Historians and archaeologists deem that the residents of the island, named the Sentinelese, have inhabited the island since the last ice age. Such isolated groups are known in the field as “uncontacted people”, sometimes also referred to as “isolated people” or a “lost tribe”. The inhabitants of North Sentinel Island have lived without significant contact from globalized civilization since, almost literally, the beginning of man.
The island itself is part of the Andaman archipelago in the Bay of Bengal. A oddly square-shaped island 72 kilometers square, it is roughly the size of Manhattan with dense jungle in place of urban development. The 2004 quake shifted the tectonic plates under the island, effectively pushing the entire island up 1-2 meters and expanding its area quite significantly. Coral reef and what were for centuries before shallow waters were turned into dry land and sand bank. Scientists postulate that the Sentinelese were able to sense the disaster and made it to higher ground before the tsunami struck, suffering little to no loss. In fact, in the weeks that followed, inhabitants still resisted outside contact by firing arrows at helicopter aid.

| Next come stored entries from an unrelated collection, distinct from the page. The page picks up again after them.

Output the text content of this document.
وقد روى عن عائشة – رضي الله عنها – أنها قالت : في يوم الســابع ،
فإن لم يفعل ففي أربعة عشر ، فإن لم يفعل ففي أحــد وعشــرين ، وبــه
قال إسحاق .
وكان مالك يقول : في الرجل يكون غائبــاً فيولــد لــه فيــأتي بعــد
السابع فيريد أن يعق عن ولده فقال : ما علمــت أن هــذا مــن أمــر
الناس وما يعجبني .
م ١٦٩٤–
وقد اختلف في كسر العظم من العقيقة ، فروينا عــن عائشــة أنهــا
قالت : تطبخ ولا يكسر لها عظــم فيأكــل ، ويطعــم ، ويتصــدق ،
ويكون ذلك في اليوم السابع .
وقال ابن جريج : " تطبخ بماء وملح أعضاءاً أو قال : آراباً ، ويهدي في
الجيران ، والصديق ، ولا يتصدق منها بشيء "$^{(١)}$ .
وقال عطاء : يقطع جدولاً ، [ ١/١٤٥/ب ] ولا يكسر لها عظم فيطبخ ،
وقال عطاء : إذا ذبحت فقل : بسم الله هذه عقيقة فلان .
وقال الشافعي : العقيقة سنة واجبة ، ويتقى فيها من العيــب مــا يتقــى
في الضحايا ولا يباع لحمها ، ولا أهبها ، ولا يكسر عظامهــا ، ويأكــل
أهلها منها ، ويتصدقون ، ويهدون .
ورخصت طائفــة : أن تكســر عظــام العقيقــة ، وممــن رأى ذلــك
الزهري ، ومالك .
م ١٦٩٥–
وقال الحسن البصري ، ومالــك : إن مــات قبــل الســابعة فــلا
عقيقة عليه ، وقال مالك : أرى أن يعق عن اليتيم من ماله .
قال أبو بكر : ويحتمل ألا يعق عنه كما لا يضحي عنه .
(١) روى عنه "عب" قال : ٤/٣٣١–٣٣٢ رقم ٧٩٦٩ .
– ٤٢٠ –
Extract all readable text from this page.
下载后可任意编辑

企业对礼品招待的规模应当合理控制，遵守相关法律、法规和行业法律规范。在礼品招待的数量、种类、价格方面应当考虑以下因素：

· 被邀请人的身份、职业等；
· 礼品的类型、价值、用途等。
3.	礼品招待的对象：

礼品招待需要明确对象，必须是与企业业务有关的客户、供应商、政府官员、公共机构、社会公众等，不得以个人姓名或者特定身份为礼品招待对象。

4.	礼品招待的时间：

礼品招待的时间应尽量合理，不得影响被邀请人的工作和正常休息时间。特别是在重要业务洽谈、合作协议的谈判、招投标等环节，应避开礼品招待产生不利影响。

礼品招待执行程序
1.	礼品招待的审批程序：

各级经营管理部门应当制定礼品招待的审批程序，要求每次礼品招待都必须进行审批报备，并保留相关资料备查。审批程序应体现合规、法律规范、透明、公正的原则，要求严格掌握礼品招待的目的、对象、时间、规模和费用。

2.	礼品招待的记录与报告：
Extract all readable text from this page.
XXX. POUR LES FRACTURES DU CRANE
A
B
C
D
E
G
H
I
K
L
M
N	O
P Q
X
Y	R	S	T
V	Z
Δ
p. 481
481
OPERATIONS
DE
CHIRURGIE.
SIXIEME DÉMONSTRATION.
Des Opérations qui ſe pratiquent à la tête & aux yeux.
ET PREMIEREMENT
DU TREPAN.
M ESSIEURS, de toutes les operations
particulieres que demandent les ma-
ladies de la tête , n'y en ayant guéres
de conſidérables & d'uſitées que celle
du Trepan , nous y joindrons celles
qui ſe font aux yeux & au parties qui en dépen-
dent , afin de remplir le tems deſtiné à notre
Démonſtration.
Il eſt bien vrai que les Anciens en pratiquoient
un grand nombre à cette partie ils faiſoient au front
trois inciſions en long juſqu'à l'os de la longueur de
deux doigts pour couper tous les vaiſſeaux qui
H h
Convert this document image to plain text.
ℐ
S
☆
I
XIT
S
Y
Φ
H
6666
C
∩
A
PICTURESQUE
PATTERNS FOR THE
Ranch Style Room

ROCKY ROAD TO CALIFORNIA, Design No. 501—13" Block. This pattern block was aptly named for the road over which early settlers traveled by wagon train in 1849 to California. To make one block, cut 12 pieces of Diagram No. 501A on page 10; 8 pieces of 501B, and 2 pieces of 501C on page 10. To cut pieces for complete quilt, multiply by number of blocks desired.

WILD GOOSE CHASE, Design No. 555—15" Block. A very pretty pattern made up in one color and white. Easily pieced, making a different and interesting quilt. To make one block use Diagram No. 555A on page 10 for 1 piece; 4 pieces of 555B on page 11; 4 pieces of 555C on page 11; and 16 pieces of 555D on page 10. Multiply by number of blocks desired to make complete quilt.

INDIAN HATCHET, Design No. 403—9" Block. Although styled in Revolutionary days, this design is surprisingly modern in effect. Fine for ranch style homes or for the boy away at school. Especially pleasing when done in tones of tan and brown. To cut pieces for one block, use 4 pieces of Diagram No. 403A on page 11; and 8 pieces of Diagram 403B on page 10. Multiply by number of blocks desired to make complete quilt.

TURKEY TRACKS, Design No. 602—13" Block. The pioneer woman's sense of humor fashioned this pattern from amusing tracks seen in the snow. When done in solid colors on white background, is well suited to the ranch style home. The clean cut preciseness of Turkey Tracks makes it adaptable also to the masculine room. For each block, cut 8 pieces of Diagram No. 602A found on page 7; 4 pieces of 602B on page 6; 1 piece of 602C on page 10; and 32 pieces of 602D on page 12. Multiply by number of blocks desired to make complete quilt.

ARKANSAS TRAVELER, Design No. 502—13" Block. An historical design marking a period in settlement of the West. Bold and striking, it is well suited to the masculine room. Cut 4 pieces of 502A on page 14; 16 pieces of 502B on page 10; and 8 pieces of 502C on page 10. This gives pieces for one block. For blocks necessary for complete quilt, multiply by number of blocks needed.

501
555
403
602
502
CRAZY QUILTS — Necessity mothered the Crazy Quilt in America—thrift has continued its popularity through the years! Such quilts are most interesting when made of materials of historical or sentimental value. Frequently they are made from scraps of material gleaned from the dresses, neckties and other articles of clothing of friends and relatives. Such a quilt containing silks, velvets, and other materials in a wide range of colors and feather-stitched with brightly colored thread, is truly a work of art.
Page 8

This hostile manner is quite typical, with bow and arrows shot towards encroaching aircrafts and small troops of what may be assumed to be warriors running down the island shores with crude weapons as soon as boats near. As a result the island continues to be a difficult subject for scholars and scientists, and little is known about the native culture. Some estimate the island population to be around 50, others as many as 400. The Sentinelese speak their own, unclassified language which is drastically different than neighboring islands, supporting assumptions they have been isolated for quite some time. The islanders maintains a hunter-gather society, living in huts and in small groups, presumed to be families. There have been no evidence of cultivating an agriculture or irrigation system, individuals are very rarely clothed, and the society has no methods of producing fire. Raw minerals are rare on the island, and thus metalwork and modern weaponry have not been established. The North Sentinel Island inhabitants are truly a rare civilization providing a glimpse back into the past – and will probably stay that way for the rest of time.